Sunday those of us Wellesley people who were studying abroad or living in Kyoto were invited to join an alumnae tour that was coming through town. We were supposed to meet the group at their hotel near Shichijo station, from which we would proceed on our tour. Unfortunately, due to a variety of misunderstandings about which trains to take and from where, one of the girls and I wound up getting very far off course, eventually having to meet the group at their second stop of the day, the Kyoto National Museum. At least we got our share of exercise with all of the walking that we did. The Museum was very nice, though, with many objects well over a thousand years old, and kimono and lacquer ware that was well over 200 years old.
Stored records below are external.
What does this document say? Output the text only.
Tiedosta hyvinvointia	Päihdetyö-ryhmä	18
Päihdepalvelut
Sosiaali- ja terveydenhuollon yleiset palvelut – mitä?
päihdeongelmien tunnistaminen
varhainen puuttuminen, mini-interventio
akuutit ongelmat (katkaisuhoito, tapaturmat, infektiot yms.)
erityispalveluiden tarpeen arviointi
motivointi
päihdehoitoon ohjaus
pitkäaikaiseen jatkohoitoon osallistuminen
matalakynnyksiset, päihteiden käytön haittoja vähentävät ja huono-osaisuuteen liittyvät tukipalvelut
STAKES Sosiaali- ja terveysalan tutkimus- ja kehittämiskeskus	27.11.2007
After that, we visited the preserved home of a famous potter named Kojimo Kawai (…I think), which was very spacious and had a number of unusual sculptures. Next was lunch, which was a variety of small dishes including various types and preparations of fish, pickles and tofu. I found it to be quite good, but, like seemingly most Kyoto cuisine, it was very subtle in flavour, and thus probably a bit of an acquired taste. After that, we went to see tea ceremony performed at the beautifully maintained mansion of a famous Kyoto painter. The tea ceremony itself was lovely, though it was a little difficult to adapt it to serve more than 20 people. The gardens of the house are beautiful, but unfortunately, we didn’t really have time to stroll in them. Our last stop of the day was at the antiques district, which had some truly amazing things, including a 200-year-old screen, for sale that were completely out of my price range. So, after a wonderful day provided for us by Wellesley College, we returned home. On our way back, we stopped at a department store rumoured to have Chinese mooncakes (a favourite food of mine). Sadly, when I actually got my mooncake all the way home and unpackaged, I discovered it to be filled with coconut and sesame seeds instead of anything remotely mooncake-like.
-There is no Chinatown in Kyoto, and apparently no Chinese bakeries.
-Americans will go out of their way, it seems, to mispronounce foreign (in this case Japanese) words. In this way, the word ‘Meiji’ (pronounced May-G) becomes ‘Maijai’ (My Jai).
-Proper tea ceremony guest procedure: When you are presented with the tea bowl, bow to the tea master, lift it with both hands, look at the design on the side facing you. Next, holding the bowl in your left hand, use your right hand to turn the bowl clockwise in two short turns. Raise the bowl to your lips, drink the entirety of its contents, finishing it off with a distinct short slurping noise. This done, bow your head slightly and use two fingers on your right hand to wipe where you have just drunk the tea, and rotate the bowl again in the same matter as before, only counterclockwise this time so that the same design that was facing you when you received the tea is facing you again. Put down the bowl with both hands and bow again. There is a more complex procedure as well, but this is the basic part.
-Try anything once. I this isn’t really something I’ve learned recently so much as it has been a philosophy passed on to me by my parents. Some foods will look strange, even unappetizing, but might actually be amazing.
1 comment:
Maureen! Your in Japan?? That is so exciting!
My apologies, it might be kind of odd that I would surface on your blog in Japan... but in all fairness it is 3:15 AM and I have spent a while perusing facebook (bad, I know). I found some pictures of you in a band, and I actually came across this looking to see if you had any music posted. While music would have been very exciting, finding out that you are in Kyoto is way more cool and unexpected!
Your stories about the nuances of tea ritual and dancing are really interesting - I have always found the intricacies of tradition to be fascinating, though I must admit I have some trouble remembering them all. How long are you going to be in Japan for? Are you going to travel around while you are there or stay in Kyoto?
As a side note, I will be moving to Taiwan for work (in many ways sister to Japan) in less than 3 months. I am so excited and nervous! How are you settling in over there? I cant tell you how curious (and jealous) I am about your experience living in Asia... are you fluent in Japanese?
Anyhow, to paraphrase what you said about trying everything once "Some foods will look strange, even unappetizing, but might actually be amazing" - while I totally agree, then again, they may indeed be very unappetizing (I had a bad experience with a 1000 year old egg once-still, if you have the chance it is worth trying).
Best of luck over there - I for one find your blog to be splendid!